4.6 Other approaches

We have presented a method to include electrophysiological data in the potential-based formulation of the inverse problem, but this was not the first attempt to achieve this. For example, He et al. [12] proposed to solve the forward problem based on potentials from an anistropic heart model and then compare the resulting body-surface potentials to recordings. By optimizing the computed body-surface potentials, they obtained an estimate for the heart-surface potentials. Wang et al. [30] employed a statistical framework to constrain inverse solutions to realistic transmembrane potential dynamics.

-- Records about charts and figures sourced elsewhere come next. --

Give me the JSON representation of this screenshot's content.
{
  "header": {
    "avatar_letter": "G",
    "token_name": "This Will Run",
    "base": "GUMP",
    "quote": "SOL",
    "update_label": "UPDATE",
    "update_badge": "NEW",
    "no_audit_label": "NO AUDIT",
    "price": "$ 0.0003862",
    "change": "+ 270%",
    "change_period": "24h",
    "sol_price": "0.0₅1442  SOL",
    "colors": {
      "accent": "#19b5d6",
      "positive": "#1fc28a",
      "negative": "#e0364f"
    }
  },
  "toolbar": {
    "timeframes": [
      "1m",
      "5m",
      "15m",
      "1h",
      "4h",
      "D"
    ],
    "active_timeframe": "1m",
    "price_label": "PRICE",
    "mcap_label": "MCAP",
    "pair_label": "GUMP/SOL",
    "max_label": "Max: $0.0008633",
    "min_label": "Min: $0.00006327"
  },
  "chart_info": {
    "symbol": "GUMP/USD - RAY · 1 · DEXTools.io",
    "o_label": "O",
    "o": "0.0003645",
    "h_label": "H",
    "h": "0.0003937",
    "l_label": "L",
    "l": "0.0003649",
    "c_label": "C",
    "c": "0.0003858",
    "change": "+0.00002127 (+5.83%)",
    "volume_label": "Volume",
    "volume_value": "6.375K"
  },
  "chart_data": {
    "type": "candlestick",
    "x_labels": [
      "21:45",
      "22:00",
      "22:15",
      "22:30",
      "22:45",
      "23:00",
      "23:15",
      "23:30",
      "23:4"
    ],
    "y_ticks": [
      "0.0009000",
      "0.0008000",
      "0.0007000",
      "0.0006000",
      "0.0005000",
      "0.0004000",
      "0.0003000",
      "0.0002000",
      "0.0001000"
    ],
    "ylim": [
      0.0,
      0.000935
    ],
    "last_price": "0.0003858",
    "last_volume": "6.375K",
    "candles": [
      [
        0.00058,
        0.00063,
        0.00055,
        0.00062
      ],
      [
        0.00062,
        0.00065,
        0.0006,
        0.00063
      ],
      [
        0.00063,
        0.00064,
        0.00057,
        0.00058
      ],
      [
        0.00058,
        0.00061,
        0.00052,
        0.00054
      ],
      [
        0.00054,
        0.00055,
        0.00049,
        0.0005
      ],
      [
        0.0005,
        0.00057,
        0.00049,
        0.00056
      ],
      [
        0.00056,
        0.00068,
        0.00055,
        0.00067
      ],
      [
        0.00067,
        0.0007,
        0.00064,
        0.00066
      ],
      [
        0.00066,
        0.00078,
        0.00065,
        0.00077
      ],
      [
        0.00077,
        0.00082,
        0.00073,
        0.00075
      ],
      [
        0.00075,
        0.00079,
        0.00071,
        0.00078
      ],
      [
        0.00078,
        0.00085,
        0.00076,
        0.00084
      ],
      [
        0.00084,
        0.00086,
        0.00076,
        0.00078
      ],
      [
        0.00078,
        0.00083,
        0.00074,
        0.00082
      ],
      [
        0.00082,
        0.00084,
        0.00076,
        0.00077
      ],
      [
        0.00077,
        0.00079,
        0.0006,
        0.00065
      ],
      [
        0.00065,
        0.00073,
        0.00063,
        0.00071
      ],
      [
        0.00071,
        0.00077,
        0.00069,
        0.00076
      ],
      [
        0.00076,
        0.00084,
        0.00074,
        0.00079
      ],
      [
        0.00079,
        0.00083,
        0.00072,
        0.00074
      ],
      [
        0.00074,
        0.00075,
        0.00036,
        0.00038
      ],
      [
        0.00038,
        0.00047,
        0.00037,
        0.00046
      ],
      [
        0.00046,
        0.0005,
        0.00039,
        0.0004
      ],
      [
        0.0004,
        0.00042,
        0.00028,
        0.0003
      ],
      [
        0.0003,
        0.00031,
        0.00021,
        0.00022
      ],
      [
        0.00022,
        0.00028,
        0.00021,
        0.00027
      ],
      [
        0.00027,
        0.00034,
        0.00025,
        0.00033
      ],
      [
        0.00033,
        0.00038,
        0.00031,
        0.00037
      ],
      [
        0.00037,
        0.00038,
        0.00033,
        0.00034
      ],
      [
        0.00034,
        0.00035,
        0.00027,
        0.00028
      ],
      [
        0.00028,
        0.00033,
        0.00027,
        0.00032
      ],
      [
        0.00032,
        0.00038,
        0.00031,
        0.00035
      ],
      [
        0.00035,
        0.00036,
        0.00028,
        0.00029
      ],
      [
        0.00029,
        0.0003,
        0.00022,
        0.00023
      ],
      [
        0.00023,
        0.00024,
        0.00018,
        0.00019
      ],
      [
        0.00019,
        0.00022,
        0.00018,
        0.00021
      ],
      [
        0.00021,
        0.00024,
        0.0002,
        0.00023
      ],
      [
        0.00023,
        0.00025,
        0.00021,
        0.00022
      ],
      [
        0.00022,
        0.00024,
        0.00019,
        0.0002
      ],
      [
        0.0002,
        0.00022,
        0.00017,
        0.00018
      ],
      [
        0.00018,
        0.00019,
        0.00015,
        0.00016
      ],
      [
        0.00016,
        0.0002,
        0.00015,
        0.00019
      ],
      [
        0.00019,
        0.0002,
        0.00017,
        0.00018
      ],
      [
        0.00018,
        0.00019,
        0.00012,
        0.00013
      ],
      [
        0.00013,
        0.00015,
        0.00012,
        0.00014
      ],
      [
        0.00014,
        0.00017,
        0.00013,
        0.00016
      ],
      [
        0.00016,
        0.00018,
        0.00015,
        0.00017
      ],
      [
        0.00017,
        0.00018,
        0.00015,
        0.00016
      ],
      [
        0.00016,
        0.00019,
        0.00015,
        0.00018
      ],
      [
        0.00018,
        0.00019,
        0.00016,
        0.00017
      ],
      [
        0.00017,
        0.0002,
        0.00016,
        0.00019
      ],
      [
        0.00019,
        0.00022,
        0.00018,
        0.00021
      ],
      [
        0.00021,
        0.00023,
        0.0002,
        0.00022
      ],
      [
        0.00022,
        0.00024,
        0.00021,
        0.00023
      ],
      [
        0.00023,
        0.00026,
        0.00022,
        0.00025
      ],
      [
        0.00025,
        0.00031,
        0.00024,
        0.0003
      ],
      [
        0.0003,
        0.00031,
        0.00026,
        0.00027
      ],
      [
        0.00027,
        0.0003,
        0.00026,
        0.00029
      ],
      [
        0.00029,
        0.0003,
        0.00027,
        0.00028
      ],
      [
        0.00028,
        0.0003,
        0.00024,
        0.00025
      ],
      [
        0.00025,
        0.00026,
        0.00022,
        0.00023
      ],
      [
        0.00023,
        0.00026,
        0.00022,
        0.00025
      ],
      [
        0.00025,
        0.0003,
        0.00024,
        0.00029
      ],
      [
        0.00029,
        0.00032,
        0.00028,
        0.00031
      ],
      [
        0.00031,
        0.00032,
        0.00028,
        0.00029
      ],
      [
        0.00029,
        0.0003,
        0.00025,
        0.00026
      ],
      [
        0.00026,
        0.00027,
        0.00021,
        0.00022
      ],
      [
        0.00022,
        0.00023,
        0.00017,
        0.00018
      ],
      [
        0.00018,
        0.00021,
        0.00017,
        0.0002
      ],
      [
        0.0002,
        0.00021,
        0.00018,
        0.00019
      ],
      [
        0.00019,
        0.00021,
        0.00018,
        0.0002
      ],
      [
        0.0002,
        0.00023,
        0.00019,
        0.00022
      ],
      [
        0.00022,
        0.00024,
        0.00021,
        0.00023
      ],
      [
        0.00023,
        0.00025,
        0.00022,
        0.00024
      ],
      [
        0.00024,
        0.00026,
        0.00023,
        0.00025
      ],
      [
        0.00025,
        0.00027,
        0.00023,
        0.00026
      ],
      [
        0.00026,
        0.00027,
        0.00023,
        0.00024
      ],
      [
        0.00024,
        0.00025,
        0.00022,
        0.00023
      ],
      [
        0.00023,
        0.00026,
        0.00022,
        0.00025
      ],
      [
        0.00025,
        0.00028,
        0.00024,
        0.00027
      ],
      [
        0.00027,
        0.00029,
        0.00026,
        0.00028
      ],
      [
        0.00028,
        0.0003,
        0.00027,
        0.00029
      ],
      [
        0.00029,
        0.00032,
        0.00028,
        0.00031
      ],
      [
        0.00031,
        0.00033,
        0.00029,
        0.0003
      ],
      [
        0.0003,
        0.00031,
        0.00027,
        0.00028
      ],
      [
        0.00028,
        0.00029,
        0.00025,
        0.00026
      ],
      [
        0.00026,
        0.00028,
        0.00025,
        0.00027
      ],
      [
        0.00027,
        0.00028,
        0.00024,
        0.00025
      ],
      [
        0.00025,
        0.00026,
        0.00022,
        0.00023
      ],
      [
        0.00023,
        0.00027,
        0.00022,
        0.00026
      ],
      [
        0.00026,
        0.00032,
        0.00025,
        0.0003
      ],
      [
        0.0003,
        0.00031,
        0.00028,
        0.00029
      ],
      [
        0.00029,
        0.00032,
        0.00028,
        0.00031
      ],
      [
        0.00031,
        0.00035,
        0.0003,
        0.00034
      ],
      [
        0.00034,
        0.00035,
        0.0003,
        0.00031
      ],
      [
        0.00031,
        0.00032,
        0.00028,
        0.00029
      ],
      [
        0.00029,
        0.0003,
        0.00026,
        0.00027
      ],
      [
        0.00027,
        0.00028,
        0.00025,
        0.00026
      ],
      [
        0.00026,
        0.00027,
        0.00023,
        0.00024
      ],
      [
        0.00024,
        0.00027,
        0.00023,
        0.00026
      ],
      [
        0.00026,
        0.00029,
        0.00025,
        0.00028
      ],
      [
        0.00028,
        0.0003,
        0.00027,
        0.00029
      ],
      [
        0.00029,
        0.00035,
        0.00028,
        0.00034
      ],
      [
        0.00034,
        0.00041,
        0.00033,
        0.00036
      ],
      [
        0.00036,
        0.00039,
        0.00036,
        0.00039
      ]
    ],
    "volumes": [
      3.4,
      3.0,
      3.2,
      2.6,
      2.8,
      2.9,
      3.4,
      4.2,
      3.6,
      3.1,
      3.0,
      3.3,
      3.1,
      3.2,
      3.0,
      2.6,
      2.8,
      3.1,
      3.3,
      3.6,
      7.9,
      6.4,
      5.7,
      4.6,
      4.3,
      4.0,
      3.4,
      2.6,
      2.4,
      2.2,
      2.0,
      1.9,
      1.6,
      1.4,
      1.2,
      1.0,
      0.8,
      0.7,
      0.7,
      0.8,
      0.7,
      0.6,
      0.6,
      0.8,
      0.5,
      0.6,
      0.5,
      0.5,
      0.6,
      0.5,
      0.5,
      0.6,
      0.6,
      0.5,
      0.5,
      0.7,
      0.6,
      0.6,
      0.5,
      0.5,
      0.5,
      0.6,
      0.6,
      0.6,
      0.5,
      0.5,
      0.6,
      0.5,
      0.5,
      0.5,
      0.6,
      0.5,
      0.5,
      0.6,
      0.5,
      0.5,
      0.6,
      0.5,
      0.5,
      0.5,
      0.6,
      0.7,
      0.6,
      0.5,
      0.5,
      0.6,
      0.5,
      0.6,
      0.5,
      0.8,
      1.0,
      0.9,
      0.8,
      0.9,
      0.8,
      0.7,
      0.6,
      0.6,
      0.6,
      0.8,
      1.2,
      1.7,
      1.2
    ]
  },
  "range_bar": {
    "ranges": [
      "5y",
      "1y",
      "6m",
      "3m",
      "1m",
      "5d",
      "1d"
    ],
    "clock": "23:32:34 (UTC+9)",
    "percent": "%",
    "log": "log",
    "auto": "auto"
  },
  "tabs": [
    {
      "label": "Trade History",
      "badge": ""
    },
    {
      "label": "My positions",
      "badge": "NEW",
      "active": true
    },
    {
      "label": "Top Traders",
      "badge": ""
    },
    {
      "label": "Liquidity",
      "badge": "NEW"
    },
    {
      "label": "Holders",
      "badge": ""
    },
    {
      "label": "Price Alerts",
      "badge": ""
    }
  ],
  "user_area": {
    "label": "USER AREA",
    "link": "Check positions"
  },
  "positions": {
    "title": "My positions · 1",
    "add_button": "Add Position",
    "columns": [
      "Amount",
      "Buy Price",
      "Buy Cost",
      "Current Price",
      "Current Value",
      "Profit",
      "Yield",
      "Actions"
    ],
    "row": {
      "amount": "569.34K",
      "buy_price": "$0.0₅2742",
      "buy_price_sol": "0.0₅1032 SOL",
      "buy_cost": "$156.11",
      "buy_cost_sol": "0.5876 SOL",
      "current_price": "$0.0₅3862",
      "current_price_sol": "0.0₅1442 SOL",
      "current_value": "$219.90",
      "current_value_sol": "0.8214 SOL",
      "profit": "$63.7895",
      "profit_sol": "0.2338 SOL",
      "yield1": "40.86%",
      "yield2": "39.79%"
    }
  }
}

In a study by van Oosterom [27], a method was presented to reconstruct the heart-surface potentials based on a priori knowledge about their spatial covariance. This knowledge is usually not available, and this method therefore cannot be applied in practice. However, with methods similar to those presented in the present paper, knowledge about the spatial covariance could be simulated, making it worthwhile to re-investigate this approach.

In a recent study by Lopez-Rincon et al. [13], heart-surface potentials were reconstructed with the help of a simulation based on the bidomain equations, similar to the TNNPb monodomain simulations performed in this manuscript. We have shown that, in our implementation, such a detailed cellular implementation does not contribute to the accuracy of reconstructions.

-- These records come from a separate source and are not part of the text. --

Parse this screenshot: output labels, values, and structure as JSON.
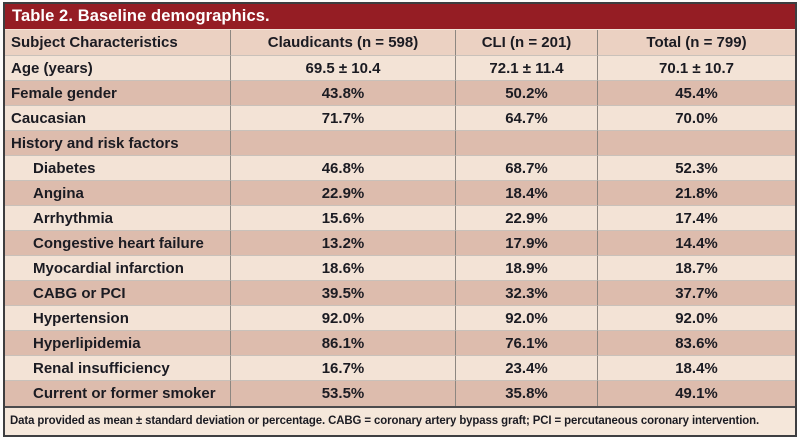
{
  "title_bar": {
    "title": "Table 2. Baseline demographics."
  },
  "table": {
    "columns": [
      "Subject Characteristics",
      "Claudicants (n = 598)",
      "CLI (n = 201)",
      "Total (n = 799)"
    ],
    "rows": [
      {
        "label": "Age (years)",
        "indent": false,
        "values": [
          "69.5 ± 10.4",
          "72.1 ± 11.4",
          "70.1 ± 10.7"
        ]
      },
      {
        "label": "Female gender",
        "indent": false,
        "values": [
          "43.8%",
          "50.2%",
          "45.4%"
        ]
      },
      {
        "label": "Caucasian",
        "indent": false,
        "values": [
          "71.7%",
          "64.7%",
          "70.0%"
        ]
      },
      {
        "label": "History and risk factors",
        "indent": false,
        "values": [
          "",
          "",
          ""
        ]
      },
      {
        "label": "Diabetes",
        "indent": true,
        "values": [
          "46.8%",
          "68.7%",
          "52.3%"
        ]
      },
      {
        "label": "Angina",
        "indent": true,
        "values": [
          "22.9%",
          "18.4%",
          "21.8%"
        ]
      },
      {
        "label": "Arrhythmia",
        "indent": true,
        "values": [
          "15.6%",
          "22.9%",
          "17.4%"
        ]
      },
      {
        "label": "Congestive heart failure",
        "indent": true,
        "values": [
          "13.2%",
          "17.9%",
          "14.4%"
        ]
      },
      {
        "label": "Myocardial infarction",
        "indent": true,
        "values": [
          "18.6%",
          "18.9%",
          "18.7%"
        ]
      },
      {
        "label": "CABG or PCI",
        "indent": true,
        "values": [
          "39.5%",
          "32.3%",
          "37.7%"
        ]
      },
      {
        "label": "Hypertension",
        "indent": true,
        "values": [
          "92.0%",
          "92.0%",
          "92.0%"
        ]
      },
      {
        "label": "Hyperlipidemia",
        "indent": true,
        "values": [
          "86.1%",
          "76.1%",
          "83.6%"
        ]
      },
      {
        "label": "Renal insufficiency",
        "indent": true,
        "values": [
          "16.7%",
          "23.4%",
          "18.4%"
        ]
      },
      {
        "label": "Current or former smoker",
        "indent": true,
        "values": [
          "53.5%",
          "35.8%",
          "49.1%"
        ]
      }
    ],
    "footnote": "Data provided as mean ± standard deviation or percentage. CABG = coronary artery bypass graft; PCI = percutaneous coronary intervention."
  },
  "colors": {
    "title_bar_bg": "#951d24",
    "title_text": "#ffffff",
    "header_row_bg": "#ebd1c2",
    "row_light_bg": "#f3e3d6",
    "row_dark_bg": "#ddbcad",
    "footer_bg": "#f5e7da",
    "outer_border": "#3d3d3f",
    "column_divider": "#8d8781",
    "row_divider": "#c9c1ba",
    "body_text": "#1b1b22"
  }
}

Some implementations of the inverse problem of electrocardiography are not based on a potential-based formulation, as in this study, but define cardiac activity in terms of activation wavefronts or other equivalent sources. In the wavefront-based formulation of the inverse problem (cellular), electrophysiology models have always been part of the reconstruction process, e.g., by including a model of the expected transmembrane potentials [9, 26] or modeling the activation wavefront as a physiologically inspired propagating curve [10].

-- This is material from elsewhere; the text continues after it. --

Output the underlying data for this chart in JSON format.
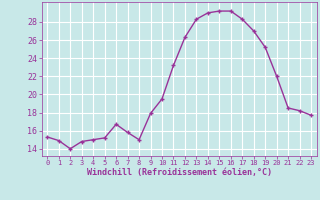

Although our method was not the first to include electrophysiological data to improve the inverse reconstruction of electrical activity on the heart, to the best of our knowledge it is the first to apply it to obtain both activation and recovery patterns and validate these in vivo.

5 Conclusion

We have introduced and validated PBR, a novel method to noninvasively reconstruct epicardial potentials from body-surface potentials. By incorporating simulated electrophysiological input in the regularization of the inverse problem of electrocardiography, more information is recovered in the reconstructed epicardial electrograms. Reconstruction of recovery time, in particular, is improved with this method. While we found that the level of temporal detail in the simulations did not affect the results, the inclusion of spatial characteristics (i.e., suspected LV or RV origin) did improve accuracy. Noninvasive imaging of recovery abnormalities with PBR can greatly benefit risk assessment and improve understanding of their role in arrhythmias. This may help to answer clinical questions with improved accuracy.